18 4Sum – Medium
Problem:
Given an array S of n integers, are there elements a, b, c, and d in S such that a + b + c + d = target? Find all unique quadruplets in the array which gives the sum of target.
Note:
Elements in a quadruplet (a,b,c,d) must be in non-descending order. (ie, a ≤ b ≤ c ≤ d) The solution set must not contain duplicate quadruplets. For example, given array S = {1 0 -1 0 -2 2}, and target = 0.
A solution set is:
(-1, 0, 0, 1)
(-2, -1, 1, 2)
(-2, 0, 0, 2)
Thoughts:
This is very similar to 3Sum and 4Sum problem.
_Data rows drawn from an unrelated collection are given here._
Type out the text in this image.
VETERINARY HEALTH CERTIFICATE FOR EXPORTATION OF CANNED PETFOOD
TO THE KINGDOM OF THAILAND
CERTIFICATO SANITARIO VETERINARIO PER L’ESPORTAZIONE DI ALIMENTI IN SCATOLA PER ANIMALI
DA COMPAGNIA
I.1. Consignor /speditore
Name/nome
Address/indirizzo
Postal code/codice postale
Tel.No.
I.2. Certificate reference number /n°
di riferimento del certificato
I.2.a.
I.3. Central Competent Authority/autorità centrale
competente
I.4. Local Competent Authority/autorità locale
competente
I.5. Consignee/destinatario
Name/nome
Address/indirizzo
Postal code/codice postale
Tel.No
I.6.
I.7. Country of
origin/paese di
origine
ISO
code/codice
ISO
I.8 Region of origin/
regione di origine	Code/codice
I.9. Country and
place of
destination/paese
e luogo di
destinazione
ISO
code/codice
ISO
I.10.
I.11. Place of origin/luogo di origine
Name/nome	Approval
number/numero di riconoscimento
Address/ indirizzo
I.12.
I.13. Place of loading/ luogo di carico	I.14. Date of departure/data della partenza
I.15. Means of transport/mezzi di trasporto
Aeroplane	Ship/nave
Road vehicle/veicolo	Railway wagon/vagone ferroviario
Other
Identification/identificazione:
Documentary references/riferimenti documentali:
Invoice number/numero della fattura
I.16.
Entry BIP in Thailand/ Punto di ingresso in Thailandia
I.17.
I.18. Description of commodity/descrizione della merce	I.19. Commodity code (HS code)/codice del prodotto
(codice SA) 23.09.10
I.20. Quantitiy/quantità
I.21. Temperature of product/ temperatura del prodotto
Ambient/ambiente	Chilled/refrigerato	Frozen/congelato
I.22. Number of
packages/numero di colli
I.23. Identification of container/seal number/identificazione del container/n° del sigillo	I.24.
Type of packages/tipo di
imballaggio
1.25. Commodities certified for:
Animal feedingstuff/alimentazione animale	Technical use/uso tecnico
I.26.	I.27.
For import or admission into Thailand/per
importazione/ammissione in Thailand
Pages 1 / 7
Just increase one level of for loop.
Solutions:
public class Solution {
public List<List<Integer>> fourSum(int[] nums, int target) {
List<List<Integer>> result = new LinkedList<List<Integer>>();
if (nums.length < 4) {
return result;
}
Arrays.sort(nums);
int max = nums[nums.length -1];
for (int i = 0; i < nums.length; i++) {
if (i > 0 && nums[i] == nums[i-1]) {
continue;
}
if (nums[i] + 3 * max < target) {
continue;// nums[i] is too small
}
if (nums[i] * 4 > target) {
break;//nums[i] is too bigger
}
for (int j = i + 1; j < nums.length; j++) {
if (j > i + 1 && nums[j] == nums[j-1]) {
continue;
}
int start = j + 1;
int end = nums.length - 1;
while (start < end) {
int sum = nums[i] + nums[j] + nums[start] + nums[end];
if (sum == target) {
List<Integer> tmp = new LinkedList<Integer>();
tmp.add(nums[i]);
tmp.add(nums[j]);
tmp.add(nums[start]);
tmp.add(nums[end]);
result.add(tmp);
int startVal = nums[start];
int endVal = nums[end];
while (start < end && startVal == nums[start]) {
start ++;
}
while (start < end && endVal == nums[end]) {
end --;
}
}
else if (sum < target) {
start ++;
}
else {
end --;
}
}
}
}
return result;
}
}